Limitations to the data compiled by NCRB

  • Data not reflective of actual occurrence of crime
    • The NCRB report underlines that the data record the incidence of registered crime, not the actual occurrence of crime.
    • So, when reported crimes against women in Delhi rose significantly in the aftermath of the 2012 bus gangrape case, it may have been a reflection of increased awareness about the need for registering crimes.
  • Limitations due to Principal Offence Rule
    • The NCRB follows what is known as the Principal Offence Rule.
    • This means that among the many offences registered in a single FIR, the crime that attracts the most severe punishment is considered as the counting unit.
    • Thus, ‘Murder with Rape’ would be counted as ‘Murder’, not rape — which would result in an undercounting of the crime of rape.
  • Inefficiency at the local level may impact the accuracy of the report
    • Since the NCRB report is only a compilation of data submitted at the local level, inefficiencies or gaps in data at that level have an impact on the accuracy of the report.
      • E.g., the FIR would be recorded by a policeman or policewoman who visits the suicide spot.
      • The reason that is recorded for the suicide would depend entirely on how the policeman or policewoman understands the situation.
  • Socio-economic causative factors are not captured
    • The NCRB itself notes that the socio-economic causative factors or reasons of crimes are not being captured by the Bureau.
  • Other factors affecting the data
    • Because of a range of reasons, including the fear of an uncooperative or a hostile response from the police, certain groups may not be willing to come forward and register cases.
    • And a shortage of police officers or unfilled vacancies in the relevant posts at the local level may hinder the collection of data.

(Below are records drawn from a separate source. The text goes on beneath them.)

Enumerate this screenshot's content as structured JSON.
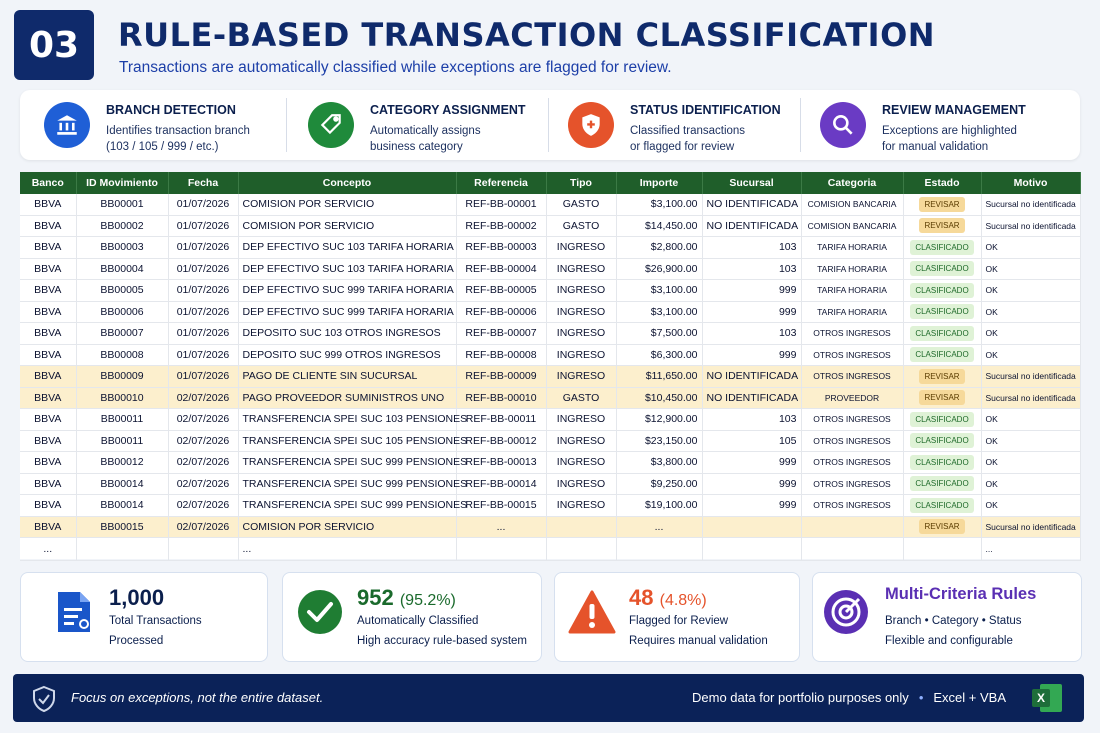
{
  "header": {
    "number": "03",
    "title": "RULE-BASED TRANSACTION CLASSIFICATION",
    "subtitle": "Transactions are automatically classified while exceptions are flagged for review."
  },
  "features": [
    {
      "title": "BRANCH DETECTION",
      "line1": "Identifies transaction branch",
      "line2": "(103 / 105 / 999 / etc.)",
      "icon": "bank-icon",
      "color": "#1f5fd6"
    },
    {
      "title": "CATEGORY ASSIGNMENT",
      "line1": "Automatically assigns",
      "line2": "business category",
      "icon": "tag-icon",
      "color": "#1f8a3b"
    },
    {
      "title": "STATUS IDENTIFICATION",
      "line1": "Classified transactions",
      "line2": "or flagged for review",
      "icon": "shield-plus-icon",
      "color": "#e5532b"
    },
    {
      "title": "REVIEW MANAGEMENT",
      "line1": "Exceptions are highlighted",
      "line2": "for manual validation",
      "icon": "magnifier-icon",
      "color": "#6a3bc4"
    }
  ],
  "table": {
    "headers": [
      "Banco",
      "ID Movimiento",
      "Fecha",
      "Concepto",
      "Referencia",
      "Tipo",
      "Importe",
      "Sucursal",
      "Categoria",
      "Estado",
      "Motivo"
    ],
    "rows": [
      [
        "BBVA",
        "BB00001",
        "01/07/2026",
        "COMISION POR SERVICIO",
        "REF-BB-00001",
        "GASTO",
        "$3,100.00",
        "NO IDENTIFICADA",
        "COMISION BANCARIA",
        "REVISAR",
        "Sucursal no identificada"
      ],
      [
        "BBVA",
        "BB00002",
        "01/07/2026",
        "COMISION POR SERVICIO",
        "REF-BB-00002",
        "GASTO",
        "$14,450.00",
        "NO IDENTIFICADA",
        "COMISION BANCARIA",
        "REVISAR",
        "Sucursal no identificada"
      ],
      [
        "BBVA",
        "BB00003",
        "01/07/2026",
        "DEP EFECTIVO SUC 103 TARIFA HORARIA",
        "REF-BB-00003",
        "INGRESO",
        "$2,800.00",
        "103",
        "TARIFA HORARIA",
        "CLASIFICADO",
        "OK"
      ],
      [
        "BBVA",
        "BB00004",
        "01/07/2026",
        "DEP EFECTIVO SUC 103 TARIFA HORARIA",
        "REF-BB-00004",
        "INGRESO",
        "$26,900.00",
        "103",
        "TARIFA HORARIA",
        "CLASIFICADO",
        "OK"
      ],
      [
        "BBVA",
        "BB00005",
        "01/07/2026",
        "DEP EFECTIVO SUC 999 TARIFA HORARIA",
        "REF-BB-00005",
        "INGRESO",
        "$3,100.00",
        "999",
        "TARIFA HORARIA",
        "CLASIFICADO",
        "OK"
      ],
      [
        "BBVA",
        "BB00006",
        "01/07/2026",
        "DEP EFECTIVO SUC 999 TARIFA HORARIA",
        "REF-BB-00006",
        "INGRESO",
        "$3,100.00",
        "999",
        "TARIFA HORARIA",
        "CLASIFICADO",
        "OK"
      ],
      [
        "BBVA",
        "BB00007",
        "01/07/2026",
        "DEPOSITO SUC 103 OTROS INGRESOS",
        "REF-BB-00007",
        "INGRESO",
        "$7,500.00",
        "103",
        "OTROS INGRESOS",
        "CLASIFICADO",
        "OK"
      ],
      [
        "BBVA",
        "BB00008",
        "01/07/2026",
        "DEPOSITO SUC 999 OTROS INGRESOS",
        "REF-BB-00008",
        "INGRESO",
        "$6,300.00",
        "999",
        "OTROS INGRESOS",
        "CLASIFICADO",
        "OK"
      ],
      [
        "BBVA",
        "BB00009",
        "01/07/2026",
        "PAGO DE CLIENTE SIN SUCURSAL",
        "REF-BB-00009",
        "INGRESO",
        "$11,650.00",
        "NO IDENTIFICADA",
        "OTROS INGRESOS",
        "REVISAR",
        "Sucursal no identificada"
      ],
      [
        "BBVA",
        "BB00010",
        "02/07/2026",
        "PAGO PROVEEDOR SUMINISTROS UNO",
        "REF-BB-00010",
        "GASTO",
        "$10,450.00",
        "NO IDENTIFICADA",
        "PROVEEDOR",
        "REVISAR",
        "Sucursal no identificada"
      ],
      [
        "BBVA",
        "BB00011",
        "02/07/2026",
        "TRANSFERENCIA SPEI SUC 103 PENSIONES",
        "REF-BB-00011",
        "INGRESO",
        "$12,900.00",
        "103",
        "OTROS INGRESOS",
        "CLASIFICADO",
        "OK"
      ],
      [
        "BBVA",
        "BB00011",
        "02/07/2026",
        "TRANSFERENCIA SPEI SUC 105 PENSIONES",
        "REF-BB-00012",
        "INGRESO",
        "$23,150.00",
        "105",
        "OTROS INGRESOS",
        "CLASIFICADO",
        "OK"
      ],
      [
        "BBVA",
        "BB00012",
        "02/07/2026",
        "TRANSFERENCIA SPEI SUC 999 PENSIONES",
        "REF-BB-00013",
        "INGRESO",
        "$3,800.00",
        "999",
        "OTROS INGRESOS",
        "CLASIFICADO",
        "OK"
      ],
      [
        "BBVA",
        "BB00014",
        "02/07/2026",
        "TRANSFERENCIA SPEI SUC 999 PENSIONES",
        "REF-BB-00014",
        "INGRESO",
        "$9,250.00",
        "999",
        "OTROS INGRESOS",
        "CLASIFICADO",
        "OK"
      ],
      [
        "BBVA",
        "BB00014",
        "02/07/2026",
        "TRANSFERENCIA SPEI SUC 999 PENSIONES",
        "REF-BB-00015",
        "INGRESO",
        "$19,100.00",
        "999",
        "OTROS INGRESOS",
        "CLASIFICADO",
        "OK"
      ],
      [
        "BBVA",
        "BB00015",
        "02/07/2026",
        "COMISION POR SERVICIO",
        "...",
        "",
        "...",
        "",
        "",
        "REVISAR",
        "Sucursal no identificada"
      ],
      [
        "...",
        "",
        "",
        "...",
        "",
        "",
        "",
        "",
        "",
        "",
        "..."
      ]
    ]
  },
  "stats": [
    {
      "value": "1,000",
      "pct": "",
      "line1": "Total Transactions",
      "line2": "Processed",
      "icon": "document-icon",
      "color": "#1a56c9"
    },
    {
      "value": "952",
      "pct": "(95.2%)",
      "line1": "Automatically Classified",
      "line2": "High accuracy rule-based system",
      "icon": "check-circle-icon",
      "color": "#1f7d33"
    },
    {
      "value": "48",
      "pct": "(4.8%)",
      "line1": "Flagged for Review",
      "line2": "Requires manual validation",
      "icon": "warning-icon",
      "color": "#e5532b"
    },
    {
      "value": "Multi-Criteria Rules",
      "pct": "",
      "line1": "Branch  •  Category  •  Status",
      "line2": "Flexible and configurable",
      "icon": "target-icon",
      "color": "#5a2fb3"
    }
  ],
  "footer": {
    "left": "Focus on exceptions, not the entire dataset.",
    "right1": "Demo data for portfolio purposes only",
    "right2": "Excel + VBA",
    "excel_label": "X"
  }
}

Q1) What is Crime and Criminal Tracking Network & Systems (CCTNS)?

 The Crime and Criminal Tracking Network & Systems (CCTNS) is an Indian government project that aims to improve the efficiency of policing.

Q2) What is National Digital Police Portal?

The National Digital Police Portal (NDPP) is a web-based policing project of the Indian government. The portal was launched on August 21, 2017 by the National Crime Records Bureau (NCRB). The NDPP is a smart policing initiative of the Ministry of Home Affairs.